Jack Kerouac, En el camino

Dennis Hooper y Peter Fonda, en el guión y la escena. Dos goodfellas de Hollywood con ideas libertarias (arropados por un magro presupuesto para producir Easy Rider) arrojarían, paradójicamente, ganancias millonarias y un aura de leyenda cinematográfica y generacional. La mota como símbolo, las otras drogas como artilugio. Goodfellas en el camino, buscando eso, la vía (carretera) sin destino. La trama del filme surgió de una nota de prensa, dos motoristas greñudos asesinados. Al estilo de Jack Kerouac, aquellos filmaron una bucólica vivencia en el tránsito de un punto hacia otro. El escritor creador de lo beat, con la banda sonora del jazz en su viaje sincopado, “siempre hay algo más”, decía en su autodenominada prosa bop, escribiendo a la velocidad de Miles Davis, Charlie Parker y Dizzy Gillespie; mientras, Hooper y Fonda, con la escenografía del rock emblemático, improvisando con base en la banda sonora de Nacido para ser salvaje de Steppenwolf, y un poco de Hendrix y otro de Dylan; road movie, inaugurarían como género seminal de cine.

De Los Angeles a su destino, al Mardi Grass de New Orleáns. Los motoristas tras un conecte de la droga de reyes (cocaína) en Nuevo México, compran dos exóticas motocicletas y emprenden su viaje imposible al Nirvana, a la nada. Como amantes de la marihuana, intentan una disección de la nación americana al estilo que el narrador beat lo había hecho años atrás sobre la Ruta 61. Exaltación de la improvisación jazzística llevada a las letras; exaltación de la imagen iconográfica del vagabundeo al compás del rock, desde el cine. Excelsa narración en ambos discursos.

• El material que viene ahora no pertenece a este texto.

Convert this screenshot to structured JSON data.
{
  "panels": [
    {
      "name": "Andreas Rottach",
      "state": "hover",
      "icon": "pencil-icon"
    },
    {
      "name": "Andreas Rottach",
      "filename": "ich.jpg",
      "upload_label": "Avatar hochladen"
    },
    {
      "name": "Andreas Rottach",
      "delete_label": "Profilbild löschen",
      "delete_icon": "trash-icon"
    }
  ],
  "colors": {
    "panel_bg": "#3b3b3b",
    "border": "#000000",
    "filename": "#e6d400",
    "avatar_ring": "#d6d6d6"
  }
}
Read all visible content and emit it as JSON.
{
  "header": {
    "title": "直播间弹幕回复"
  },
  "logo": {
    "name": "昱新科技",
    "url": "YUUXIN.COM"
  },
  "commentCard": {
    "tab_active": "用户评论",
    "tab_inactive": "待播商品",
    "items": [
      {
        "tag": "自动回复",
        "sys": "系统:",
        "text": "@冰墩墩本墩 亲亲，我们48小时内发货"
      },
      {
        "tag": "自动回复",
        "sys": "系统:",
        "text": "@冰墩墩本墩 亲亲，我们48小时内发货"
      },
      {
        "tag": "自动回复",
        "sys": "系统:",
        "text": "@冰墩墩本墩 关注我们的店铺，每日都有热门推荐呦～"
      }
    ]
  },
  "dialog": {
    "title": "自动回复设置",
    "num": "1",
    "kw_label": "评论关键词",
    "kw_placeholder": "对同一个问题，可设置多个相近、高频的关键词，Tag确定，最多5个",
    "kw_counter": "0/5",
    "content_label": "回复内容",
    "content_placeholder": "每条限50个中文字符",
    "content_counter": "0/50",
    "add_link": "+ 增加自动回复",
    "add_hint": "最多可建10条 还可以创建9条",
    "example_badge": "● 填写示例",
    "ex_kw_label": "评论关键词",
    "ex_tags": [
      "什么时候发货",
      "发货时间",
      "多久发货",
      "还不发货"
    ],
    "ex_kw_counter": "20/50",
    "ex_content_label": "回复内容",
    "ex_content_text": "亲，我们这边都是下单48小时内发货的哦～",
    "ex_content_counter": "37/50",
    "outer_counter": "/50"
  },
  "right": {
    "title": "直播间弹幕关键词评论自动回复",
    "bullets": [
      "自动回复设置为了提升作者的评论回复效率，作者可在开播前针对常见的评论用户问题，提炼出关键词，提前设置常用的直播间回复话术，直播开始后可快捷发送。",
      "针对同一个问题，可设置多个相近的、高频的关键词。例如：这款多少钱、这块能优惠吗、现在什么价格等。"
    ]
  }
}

La mota como símbolo de liberación, toque tras toque, y algunas pastas, en el camino como hombres de ninguna parte. No importa el destino sino el transcurrir, parecen decir los personajes de Easy Rider en un diálogo de desaprobación vana, pero directa; de una aparente libertad concedida en aquella nación. Chatarras cual hombres, hombres en goce de su bastardía, sostenidos por música ad hoc que rezumba al trueno de las máquinas, antaño por el golpeteo de los casquillos de los caballos de forajidos asaltando carretas; pero Fonda y Hooper andan desarmados, enfrentando a sus fantasmas soportados por una idílica, puritana e idiota fantasía generacional llamada: adultos. Y curiosamente, para dar credibilidad a la historia, adoptan la espantosa moraleja de Capote, al discernir la estulticia de una nación que ha adoptado el asesinato como cultura: cualquier ciudadano puede morir, sí, A sangre fría.
A 40 años, la vieja película se mira divertida, ridícula, romántica e inverosímil. Sólo eso, pero anteponiendo que “teníamos un país maravilloso”, según dice Nicholson –emblema de la justicia, un abogado, pues, en el diálogo más lúcido de la película y, fumando un churro.
Finalmente todo entra en la lógica del mercado y, a 40 años de esta bella epopeya generacional, el mensaje sigue siendo el mismo: legalización como la única salida a un mercado que violenta las seguridades nacionales. La ruta del dinero se huele y traza sus rutas por las bolsas de valores, los bancos y las corruptas policías. Los operadores de Estado apenas pueden ocultar la narcoeconomía.
Saltar de alegría no es un delito, dicen una y otra vez, Fonda y Hooper, bien pachecos.